Prospects for Improved Understanding of Isotopic Reactor Antineutrino Fluxes

TL;DR

This paper analyzes existing antineutrino flux measurements from nuclear reactors, identifies discrepancies in isotope-specific yields, and explores how future experiments can improve understanding of these fluxes to resolve current anomalies.

Contribution

It provides a comprehensive global analysis of isotope-specific antineutrino yields and assesses the potential of future measurements to refine flux predictions and address the reactor antineutrino flux anomaly.

Findings

Discrepancies in 235U and 239Pu yields from different datasets.

Measured U238 yield is nearly two standard deviations below predictions.

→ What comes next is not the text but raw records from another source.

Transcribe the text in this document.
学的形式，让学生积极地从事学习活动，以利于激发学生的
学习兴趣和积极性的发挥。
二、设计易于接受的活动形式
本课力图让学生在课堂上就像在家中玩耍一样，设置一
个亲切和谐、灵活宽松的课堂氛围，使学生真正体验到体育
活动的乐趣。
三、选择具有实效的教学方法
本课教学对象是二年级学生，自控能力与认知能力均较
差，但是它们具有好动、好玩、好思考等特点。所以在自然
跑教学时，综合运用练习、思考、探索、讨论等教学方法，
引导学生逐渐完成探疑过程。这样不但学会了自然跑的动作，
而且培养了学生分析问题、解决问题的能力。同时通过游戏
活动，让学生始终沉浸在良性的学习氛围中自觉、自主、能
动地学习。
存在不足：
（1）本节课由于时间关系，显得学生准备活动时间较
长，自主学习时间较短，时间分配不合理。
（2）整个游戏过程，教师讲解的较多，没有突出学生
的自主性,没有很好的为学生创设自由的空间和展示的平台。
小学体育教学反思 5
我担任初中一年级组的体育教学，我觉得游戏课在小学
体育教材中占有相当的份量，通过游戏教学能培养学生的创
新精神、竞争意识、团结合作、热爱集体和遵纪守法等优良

Future short-baseline experiments can significantly improve isotope yield constraints.

Abstract

Predictions of antineutrino fluxes produced by fission isotopes in a nuclear reactor have recently received increased scrutiny due to observed differences in predicted and measured inverse beta decay (IBD) yields, referred to as the 'reactor antineutrino flux anomaly.' In this paper, global fits are applied to existing IBD yield measurements to produce constraints on antineutrino production by individual plutonium and uranium fission isotopes. We find that fits including measurements from highly 235U-enriched cores and fits including Daya Bay's new fuel evolution result produce discrepant best-fit IBD yields for 235U and 239Pu. This discrepancy can be alleviated in a global analysis of all datasets through simultaneous fitting of 239Pu, 235U, and 238U yields. The measured IBD yield of U238 in this analysis is (7.02 +/- 1.65) x 10^-43 cm2/fission, nearly two standard deviations below existing predictions. Future hypothetical IBD yield measurements by short-baseline reactor experiments are examined to determine their possible impact on global understanding of isotopic IBD yields. It is found that future improved short-baseline IBD yield measurements at both high-enriched and low-enriched cores can significantly improve constraints for 235U, 238U, and 239Pu, providing comparable or superior precision to existing conversion- and summation-based antineutrino flux predictions. Systematic and experimental requirements for these future measurements are also investigated.